Rob Enderle, the principal analyst at the Enderle Group, is upbeat about the move, telling eWEEK that it is classic a Microsoft move. He said it speaks to Microsoft’s strength, as its tools are the common technology behind the offerings that allow them to interoperate.
“This is what a platform and tools company should do. It also creates an incentive for these services to use Live Messenger rather than a competing offering or creating their own, and they’d rather not create their own. Microsoft should do more of this kind of thing,” he said.
Two competing camps at Microsoft
For Microsoft’s Richards, the move demonstrates the company’s commitment to data portability and giving users “a choice of how to use and control their information.” The move also follows the announcement earlier in March of a number of new and improved APIs and tools to help the developer community deliver new customer experiences.
“We outlined the priorities for the Windows Live platform, including our intent to simplify data portability while keeping users, and their data, safe and secure.
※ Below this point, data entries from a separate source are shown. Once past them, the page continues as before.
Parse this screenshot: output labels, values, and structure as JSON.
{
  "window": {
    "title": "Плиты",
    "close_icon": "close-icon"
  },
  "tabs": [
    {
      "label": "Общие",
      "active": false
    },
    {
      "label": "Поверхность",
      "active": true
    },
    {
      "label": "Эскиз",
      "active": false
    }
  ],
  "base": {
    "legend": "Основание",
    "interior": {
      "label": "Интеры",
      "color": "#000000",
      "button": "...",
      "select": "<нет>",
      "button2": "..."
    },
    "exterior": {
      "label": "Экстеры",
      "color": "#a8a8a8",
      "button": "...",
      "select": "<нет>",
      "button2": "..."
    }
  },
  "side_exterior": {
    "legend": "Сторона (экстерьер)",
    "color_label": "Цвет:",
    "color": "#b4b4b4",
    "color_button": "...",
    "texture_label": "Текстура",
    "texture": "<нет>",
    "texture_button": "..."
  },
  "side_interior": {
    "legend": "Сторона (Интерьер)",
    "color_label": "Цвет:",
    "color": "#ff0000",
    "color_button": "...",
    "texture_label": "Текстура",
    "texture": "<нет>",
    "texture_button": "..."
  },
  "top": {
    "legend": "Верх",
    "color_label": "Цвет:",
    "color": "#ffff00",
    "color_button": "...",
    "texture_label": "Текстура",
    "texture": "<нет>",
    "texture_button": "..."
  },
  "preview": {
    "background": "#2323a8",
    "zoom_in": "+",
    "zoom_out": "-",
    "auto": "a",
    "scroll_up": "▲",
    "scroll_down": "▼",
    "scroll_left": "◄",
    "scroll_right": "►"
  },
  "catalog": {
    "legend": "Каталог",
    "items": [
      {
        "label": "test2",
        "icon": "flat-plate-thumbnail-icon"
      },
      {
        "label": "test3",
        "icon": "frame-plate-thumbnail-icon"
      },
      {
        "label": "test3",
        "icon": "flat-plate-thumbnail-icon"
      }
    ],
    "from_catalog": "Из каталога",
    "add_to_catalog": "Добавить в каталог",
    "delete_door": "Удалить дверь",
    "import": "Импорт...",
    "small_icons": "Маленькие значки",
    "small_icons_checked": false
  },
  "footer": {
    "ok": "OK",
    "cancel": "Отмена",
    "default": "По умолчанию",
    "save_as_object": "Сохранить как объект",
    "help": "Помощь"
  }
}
We announced the beta release of the Windows Live Contacts API, which Web developers can use in production to enable their customers to transfer and share their Windows Live Contacts in a safe and secure way. Simply stated, our efforts aim to put users at the center of their online experience,” Richards said.
With regard to Microsoft’s commitment to data portability, Enderle says that there are clearly two competing camps inside the company. One camp is driving the actions-like this one-that are focused on infrastructure and interoperability problems as part of traditional core strengths. The other camp has been on a more proprietary path for some time.
“Right now, overall, it appears the -interoperability’ group is winning,” Enderle said.
Richards also said that Microsoft is “merely the stewards of customer data,” and that customers should be able to choose how they controlled and shared their data.
While Enderle says it is hard to believe that Microsoft would “say this, let alone believe it,” he feels it is, “in fact a true statement and the that folks who are coming up in the organization currently believe it strongly. The closer Microsoft gets to creating products that will allow customers to better control and share their data, the more successful Microsoft is likely to be … they seem to be increasingly getting that now, let us hope that trend continues,” Enderle said.
Richards notes that the user relationships will have to be re-established in each social networking experience through permission from the friend or contact, so that the context of the relationship is maintained and privacy managed.
“We understand that just because people have a friend relationship with a contact on one social network, that doesn’t necessarily mean that they want that same relationship on another network,” he said.